A nível estadual, segundo a coordenadora-geral do Sindicato Único dos Trabalhadores em Educação de Minas Gerais (Sind-UTE-MG), Denise Romano, três escolas adotam um método experimental parecido, integrante do Projeto Somar, do governo estadual. A iniciativa consiste na gestão compartilhada de escolas estaduais que oferecem o ensino médio, em parceria com uma organização da sociedade civil sem fins lucrativos selecionada por meio de edital de chamamento público.
As três unidades que integram o projeto piloto são as escolas Coronel Adelino Castelo Branco, no centro de Sabará, Francisco Menezes Filho, no bairro Ouro Preto, em Belo Horizonte, e a Maria Andrade Resende, no bairro Enseada das Garças, também na capital. Para Denise o projeto desonera o Estado da necessidade de contratação o que pode acarretar em uma diminuição ainda mais acentuada das admissões de professores pelo Estado. “Quem contrata não é mais o governo, é a escola, no caso a PPP. O sindicato avalia que a queda no número de profissionais está relacionada também a esse projeto, que impactou nas contratações.
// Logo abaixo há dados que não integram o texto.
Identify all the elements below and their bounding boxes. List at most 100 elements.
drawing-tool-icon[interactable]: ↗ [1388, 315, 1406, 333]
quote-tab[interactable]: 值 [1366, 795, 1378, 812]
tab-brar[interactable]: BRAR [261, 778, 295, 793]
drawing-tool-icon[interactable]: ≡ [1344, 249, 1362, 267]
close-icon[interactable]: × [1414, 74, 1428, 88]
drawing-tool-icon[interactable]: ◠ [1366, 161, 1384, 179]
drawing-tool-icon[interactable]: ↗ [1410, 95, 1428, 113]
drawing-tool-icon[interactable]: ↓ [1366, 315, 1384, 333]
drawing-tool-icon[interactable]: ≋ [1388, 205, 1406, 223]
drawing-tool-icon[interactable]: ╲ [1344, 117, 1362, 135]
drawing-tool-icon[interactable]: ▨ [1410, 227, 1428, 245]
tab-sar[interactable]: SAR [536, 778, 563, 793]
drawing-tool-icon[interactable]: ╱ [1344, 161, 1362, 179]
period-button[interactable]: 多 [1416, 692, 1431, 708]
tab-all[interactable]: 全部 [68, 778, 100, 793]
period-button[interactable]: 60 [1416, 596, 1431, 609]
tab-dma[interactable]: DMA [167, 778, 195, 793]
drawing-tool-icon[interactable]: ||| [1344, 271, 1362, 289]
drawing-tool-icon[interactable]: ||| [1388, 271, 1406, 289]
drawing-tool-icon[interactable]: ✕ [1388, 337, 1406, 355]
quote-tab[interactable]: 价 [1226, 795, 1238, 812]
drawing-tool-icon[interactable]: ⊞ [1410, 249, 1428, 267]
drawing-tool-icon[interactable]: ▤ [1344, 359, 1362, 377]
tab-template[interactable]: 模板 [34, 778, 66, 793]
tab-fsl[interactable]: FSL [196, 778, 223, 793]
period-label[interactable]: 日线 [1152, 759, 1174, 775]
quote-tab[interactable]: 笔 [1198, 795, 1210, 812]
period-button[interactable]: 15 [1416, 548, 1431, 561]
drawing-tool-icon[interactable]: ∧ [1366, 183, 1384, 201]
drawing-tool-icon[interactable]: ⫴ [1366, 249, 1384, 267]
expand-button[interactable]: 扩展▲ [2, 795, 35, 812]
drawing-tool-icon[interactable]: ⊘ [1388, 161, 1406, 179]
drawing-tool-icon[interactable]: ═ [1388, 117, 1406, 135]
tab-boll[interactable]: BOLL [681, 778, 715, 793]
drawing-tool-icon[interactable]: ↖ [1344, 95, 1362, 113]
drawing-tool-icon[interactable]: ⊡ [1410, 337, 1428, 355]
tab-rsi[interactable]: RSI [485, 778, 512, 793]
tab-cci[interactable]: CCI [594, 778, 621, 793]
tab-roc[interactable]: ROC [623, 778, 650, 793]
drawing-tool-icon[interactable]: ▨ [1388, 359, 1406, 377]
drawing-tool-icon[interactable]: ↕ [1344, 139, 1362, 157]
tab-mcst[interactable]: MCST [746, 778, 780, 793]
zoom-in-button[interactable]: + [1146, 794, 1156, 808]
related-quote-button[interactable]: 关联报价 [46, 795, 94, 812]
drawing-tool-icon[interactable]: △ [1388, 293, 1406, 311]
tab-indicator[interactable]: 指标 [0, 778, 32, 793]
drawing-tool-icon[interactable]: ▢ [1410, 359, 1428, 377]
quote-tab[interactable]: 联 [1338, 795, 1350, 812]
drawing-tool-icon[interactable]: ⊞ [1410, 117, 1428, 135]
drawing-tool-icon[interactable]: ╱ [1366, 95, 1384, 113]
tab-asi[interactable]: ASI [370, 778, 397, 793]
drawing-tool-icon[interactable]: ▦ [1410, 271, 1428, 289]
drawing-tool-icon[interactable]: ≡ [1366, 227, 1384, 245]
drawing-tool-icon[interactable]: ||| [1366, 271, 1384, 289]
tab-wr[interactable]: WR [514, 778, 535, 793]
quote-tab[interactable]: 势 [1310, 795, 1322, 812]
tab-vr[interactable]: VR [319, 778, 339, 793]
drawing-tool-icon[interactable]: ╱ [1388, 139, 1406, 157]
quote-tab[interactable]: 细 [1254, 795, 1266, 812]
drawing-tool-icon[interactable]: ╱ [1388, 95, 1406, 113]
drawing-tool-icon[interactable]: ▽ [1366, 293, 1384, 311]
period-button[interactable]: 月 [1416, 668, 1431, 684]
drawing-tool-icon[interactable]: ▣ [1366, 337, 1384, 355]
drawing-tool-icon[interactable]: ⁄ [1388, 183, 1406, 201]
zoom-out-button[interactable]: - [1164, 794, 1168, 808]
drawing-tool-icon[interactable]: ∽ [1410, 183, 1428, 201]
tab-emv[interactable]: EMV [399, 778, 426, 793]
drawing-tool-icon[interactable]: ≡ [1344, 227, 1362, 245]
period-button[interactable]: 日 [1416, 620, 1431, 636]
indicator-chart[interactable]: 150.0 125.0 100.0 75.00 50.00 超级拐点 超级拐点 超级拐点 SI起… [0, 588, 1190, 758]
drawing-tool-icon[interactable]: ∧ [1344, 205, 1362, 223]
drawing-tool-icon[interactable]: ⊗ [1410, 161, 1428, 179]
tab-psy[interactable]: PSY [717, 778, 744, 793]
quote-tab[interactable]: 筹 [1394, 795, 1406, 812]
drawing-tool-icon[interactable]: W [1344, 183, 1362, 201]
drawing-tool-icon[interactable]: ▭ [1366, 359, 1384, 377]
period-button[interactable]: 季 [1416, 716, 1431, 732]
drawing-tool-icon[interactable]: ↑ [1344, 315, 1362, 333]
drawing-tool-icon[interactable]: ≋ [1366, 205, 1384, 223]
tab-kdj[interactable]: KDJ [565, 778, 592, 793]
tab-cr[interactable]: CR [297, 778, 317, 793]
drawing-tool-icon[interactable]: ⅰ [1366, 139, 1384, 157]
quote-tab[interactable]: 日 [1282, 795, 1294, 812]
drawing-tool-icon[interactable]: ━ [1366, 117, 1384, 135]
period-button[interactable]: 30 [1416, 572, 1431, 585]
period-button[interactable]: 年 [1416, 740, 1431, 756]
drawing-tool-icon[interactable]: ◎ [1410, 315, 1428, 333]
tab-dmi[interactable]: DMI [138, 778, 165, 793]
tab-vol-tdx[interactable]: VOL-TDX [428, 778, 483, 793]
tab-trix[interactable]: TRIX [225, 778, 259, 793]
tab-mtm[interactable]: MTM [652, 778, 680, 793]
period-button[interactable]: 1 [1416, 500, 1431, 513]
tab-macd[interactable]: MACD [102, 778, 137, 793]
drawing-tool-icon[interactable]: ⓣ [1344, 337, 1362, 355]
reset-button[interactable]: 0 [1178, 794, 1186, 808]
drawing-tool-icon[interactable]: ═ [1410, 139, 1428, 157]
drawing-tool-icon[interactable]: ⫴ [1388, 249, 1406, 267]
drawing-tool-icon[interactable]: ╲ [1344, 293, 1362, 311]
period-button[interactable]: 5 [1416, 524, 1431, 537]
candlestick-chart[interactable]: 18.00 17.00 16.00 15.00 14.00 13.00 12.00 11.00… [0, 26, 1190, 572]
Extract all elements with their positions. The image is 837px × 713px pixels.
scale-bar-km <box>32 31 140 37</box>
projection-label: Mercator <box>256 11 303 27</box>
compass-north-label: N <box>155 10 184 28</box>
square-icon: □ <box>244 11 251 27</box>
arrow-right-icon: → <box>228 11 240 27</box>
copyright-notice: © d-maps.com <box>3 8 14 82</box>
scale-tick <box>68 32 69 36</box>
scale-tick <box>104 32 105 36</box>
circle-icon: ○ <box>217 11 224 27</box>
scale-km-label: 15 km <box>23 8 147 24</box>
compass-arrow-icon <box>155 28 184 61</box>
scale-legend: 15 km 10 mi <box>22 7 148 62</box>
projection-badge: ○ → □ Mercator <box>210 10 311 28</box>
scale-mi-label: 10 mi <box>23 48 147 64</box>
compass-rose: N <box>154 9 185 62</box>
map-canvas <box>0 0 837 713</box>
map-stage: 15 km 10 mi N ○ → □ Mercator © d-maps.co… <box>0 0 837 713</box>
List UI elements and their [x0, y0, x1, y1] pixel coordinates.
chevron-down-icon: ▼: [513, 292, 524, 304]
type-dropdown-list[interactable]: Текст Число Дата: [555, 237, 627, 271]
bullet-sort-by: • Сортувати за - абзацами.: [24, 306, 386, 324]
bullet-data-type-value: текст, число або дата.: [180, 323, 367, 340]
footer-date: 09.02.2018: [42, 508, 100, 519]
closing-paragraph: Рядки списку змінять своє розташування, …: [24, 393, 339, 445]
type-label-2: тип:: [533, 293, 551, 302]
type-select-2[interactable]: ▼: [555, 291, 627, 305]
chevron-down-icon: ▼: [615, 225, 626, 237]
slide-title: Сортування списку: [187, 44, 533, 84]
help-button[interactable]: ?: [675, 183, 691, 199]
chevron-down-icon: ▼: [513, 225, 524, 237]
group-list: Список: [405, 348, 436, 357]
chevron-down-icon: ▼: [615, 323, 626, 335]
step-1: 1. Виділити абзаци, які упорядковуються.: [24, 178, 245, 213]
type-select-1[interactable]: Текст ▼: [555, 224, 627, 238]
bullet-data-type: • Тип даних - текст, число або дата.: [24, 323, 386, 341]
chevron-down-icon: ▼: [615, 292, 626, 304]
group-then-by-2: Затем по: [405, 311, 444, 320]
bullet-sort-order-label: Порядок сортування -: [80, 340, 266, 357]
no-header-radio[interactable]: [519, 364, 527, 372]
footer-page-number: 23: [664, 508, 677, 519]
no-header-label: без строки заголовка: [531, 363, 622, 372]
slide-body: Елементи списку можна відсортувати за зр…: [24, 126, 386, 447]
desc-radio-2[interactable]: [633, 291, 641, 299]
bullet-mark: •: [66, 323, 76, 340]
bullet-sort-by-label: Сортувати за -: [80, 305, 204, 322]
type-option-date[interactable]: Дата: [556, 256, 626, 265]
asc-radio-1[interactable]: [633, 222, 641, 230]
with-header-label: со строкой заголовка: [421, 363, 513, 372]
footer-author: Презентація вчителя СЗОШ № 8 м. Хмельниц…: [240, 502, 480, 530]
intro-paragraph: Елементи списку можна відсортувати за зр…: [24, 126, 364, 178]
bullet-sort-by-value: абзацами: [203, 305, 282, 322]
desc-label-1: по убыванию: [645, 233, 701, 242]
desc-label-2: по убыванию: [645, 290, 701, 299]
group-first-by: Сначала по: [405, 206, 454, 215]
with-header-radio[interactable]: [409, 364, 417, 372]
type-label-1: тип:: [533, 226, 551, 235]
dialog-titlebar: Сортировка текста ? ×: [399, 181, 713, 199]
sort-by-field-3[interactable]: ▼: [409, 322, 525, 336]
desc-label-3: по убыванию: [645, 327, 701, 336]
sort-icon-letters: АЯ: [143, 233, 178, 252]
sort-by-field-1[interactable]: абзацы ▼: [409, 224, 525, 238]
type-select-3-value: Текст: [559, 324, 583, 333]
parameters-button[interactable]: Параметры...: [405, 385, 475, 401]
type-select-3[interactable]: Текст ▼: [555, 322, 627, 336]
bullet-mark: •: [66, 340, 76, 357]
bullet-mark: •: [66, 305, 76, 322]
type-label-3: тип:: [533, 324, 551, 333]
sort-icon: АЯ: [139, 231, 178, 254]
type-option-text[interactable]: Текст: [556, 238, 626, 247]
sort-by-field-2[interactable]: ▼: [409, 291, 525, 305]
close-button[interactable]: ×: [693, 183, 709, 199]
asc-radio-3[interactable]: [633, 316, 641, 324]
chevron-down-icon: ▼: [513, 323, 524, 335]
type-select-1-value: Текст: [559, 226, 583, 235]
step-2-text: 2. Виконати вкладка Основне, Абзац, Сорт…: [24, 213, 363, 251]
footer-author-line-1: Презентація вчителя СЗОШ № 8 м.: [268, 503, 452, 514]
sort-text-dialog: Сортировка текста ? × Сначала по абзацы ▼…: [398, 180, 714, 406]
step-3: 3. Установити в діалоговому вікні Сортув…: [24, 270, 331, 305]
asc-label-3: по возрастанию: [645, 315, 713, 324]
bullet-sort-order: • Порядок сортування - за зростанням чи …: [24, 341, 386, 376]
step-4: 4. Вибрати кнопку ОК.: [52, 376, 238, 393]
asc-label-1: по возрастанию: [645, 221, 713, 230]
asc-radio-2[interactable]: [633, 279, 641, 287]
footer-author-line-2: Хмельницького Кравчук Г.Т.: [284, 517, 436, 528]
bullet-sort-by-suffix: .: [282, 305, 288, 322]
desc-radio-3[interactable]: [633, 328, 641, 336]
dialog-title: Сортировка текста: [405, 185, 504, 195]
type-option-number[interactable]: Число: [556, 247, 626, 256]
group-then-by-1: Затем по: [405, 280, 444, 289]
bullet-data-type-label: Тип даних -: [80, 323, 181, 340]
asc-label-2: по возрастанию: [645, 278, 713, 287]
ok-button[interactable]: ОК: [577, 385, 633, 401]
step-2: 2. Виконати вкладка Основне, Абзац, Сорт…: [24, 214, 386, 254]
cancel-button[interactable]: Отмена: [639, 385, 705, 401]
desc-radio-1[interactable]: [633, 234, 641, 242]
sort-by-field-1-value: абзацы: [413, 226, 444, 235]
Isso não é pedagógico para o processo de disciplina e aprendizagem”, avalia.
A coordenadora de programa e políticas da Campanha Nacional Pelo Direito à Educação, Marcele Frossard, avalia que apesar da PPP em educação se apresentar como uma relação de custo e benefício, o método pode representar uma violação de direitos. “É dever do Estado fazer e realizar a garantia do direito (à Educação). Mesmo que as PPP apresentem pesquisas de excelentes resultados, elas não devem substituir o papel do estado e nem deve reduzir a máquina pública, reduzindo o número de professores concursados. Se elas atuam nesse sentido, elas são prejudiciais e acabam ocasionando violações”, finaliza.